The other theme that runs through the album is a tribute to the late Chuck Brown, a Washington, D.C. guitarist who was known as “The Godfather of Go-Go,” a form of funk music. This is first heard in “Liberty City,” a Jaco Pastorius tune that Brown quoted in one his own tunes. Dick offers three short passages from “Liberty City” as strategic interludes during the album. Then, as the penultimate track, there is the 12-minute go-go instrumental “Chuck Baby,” a direct tribute to Brown, whose intensity never stops swirling and building.

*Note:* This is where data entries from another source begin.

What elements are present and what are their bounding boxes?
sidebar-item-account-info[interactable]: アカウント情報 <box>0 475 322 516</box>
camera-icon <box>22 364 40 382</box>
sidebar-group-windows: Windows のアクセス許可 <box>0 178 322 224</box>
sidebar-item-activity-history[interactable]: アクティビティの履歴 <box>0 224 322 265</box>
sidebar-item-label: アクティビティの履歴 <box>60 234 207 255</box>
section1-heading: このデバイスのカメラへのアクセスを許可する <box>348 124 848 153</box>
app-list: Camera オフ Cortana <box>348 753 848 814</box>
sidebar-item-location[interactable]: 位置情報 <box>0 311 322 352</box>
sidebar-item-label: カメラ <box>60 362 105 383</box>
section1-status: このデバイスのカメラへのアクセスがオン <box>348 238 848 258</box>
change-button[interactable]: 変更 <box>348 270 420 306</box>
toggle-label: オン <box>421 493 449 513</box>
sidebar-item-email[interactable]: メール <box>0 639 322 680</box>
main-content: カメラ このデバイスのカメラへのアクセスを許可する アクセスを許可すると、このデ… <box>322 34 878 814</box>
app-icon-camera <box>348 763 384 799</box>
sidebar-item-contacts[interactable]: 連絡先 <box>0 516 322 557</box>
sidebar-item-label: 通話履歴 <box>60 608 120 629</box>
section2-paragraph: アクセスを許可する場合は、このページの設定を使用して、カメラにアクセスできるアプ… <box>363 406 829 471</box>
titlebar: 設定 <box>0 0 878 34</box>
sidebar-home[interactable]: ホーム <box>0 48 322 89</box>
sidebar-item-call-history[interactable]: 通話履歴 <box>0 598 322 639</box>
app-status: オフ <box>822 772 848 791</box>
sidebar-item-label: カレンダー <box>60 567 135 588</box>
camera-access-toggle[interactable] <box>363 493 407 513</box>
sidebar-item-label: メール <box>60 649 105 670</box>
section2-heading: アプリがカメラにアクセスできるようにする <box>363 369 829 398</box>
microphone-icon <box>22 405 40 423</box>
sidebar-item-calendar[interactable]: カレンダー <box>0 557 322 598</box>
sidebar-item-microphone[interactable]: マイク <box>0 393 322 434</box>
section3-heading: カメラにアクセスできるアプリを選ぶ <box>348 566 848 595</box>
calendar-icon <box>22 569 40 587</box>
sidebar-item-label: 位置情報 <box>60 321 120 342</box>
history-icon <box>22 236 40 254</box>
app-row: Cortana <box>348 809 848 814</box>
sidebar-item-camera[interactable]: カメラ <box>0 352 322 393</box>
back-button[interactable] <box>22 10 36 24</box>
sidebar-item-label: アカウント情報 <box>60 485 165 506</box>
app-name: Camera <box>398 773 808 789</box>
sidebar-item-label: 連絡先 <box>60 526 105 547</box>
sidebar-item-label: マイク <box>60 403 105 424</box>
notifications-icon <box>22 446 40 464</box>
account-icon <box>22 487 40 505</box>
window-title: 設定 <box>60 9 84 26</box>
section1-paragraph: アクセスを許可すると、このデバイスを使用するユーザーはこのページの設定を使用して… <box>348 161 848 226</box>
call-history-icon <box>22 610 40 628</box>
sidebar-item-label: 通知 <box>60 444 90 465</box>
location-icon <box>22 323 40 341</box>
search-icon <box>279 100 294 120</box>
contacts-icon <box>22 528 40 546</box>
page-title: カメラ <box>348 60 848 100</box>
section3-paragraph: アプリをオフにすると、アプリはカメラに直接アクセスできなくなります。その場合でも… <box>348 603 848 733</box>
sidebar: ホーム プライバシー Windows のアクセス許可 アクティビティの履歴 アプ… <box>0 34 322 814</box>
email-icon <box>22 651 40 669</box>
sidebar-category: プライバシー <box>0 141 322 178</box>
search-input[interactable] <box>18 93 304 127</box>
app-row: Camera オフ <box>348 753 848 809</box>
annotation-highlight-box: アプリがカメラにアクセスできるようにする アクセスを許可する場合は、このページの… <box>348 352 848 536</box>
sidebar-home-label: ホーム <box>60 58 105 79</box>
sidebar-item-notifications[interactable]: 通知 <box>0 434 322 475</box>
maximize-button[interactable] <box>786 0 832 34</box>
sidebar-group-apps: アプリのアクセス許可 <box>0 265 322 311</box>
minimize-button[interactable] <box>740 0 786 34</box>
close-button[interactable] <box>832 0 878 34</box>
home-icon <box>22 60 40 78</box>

While the go-go tracks might initially seem an odd coupling with the folk-inspired material, Dick Connette and the musicians of Too Sad for the Public bring it all together in a way that just seems right.

Dick variously plays harmonium, piano, bass and bass drum throughout the album. In addition to the singers, he is joined by a core group of five musicians – including Chaim Tannenbaum on harmonica –and 12 other contributing musicians. Dicks arrangements are masterful from the opening notes of the first track until the end of the album.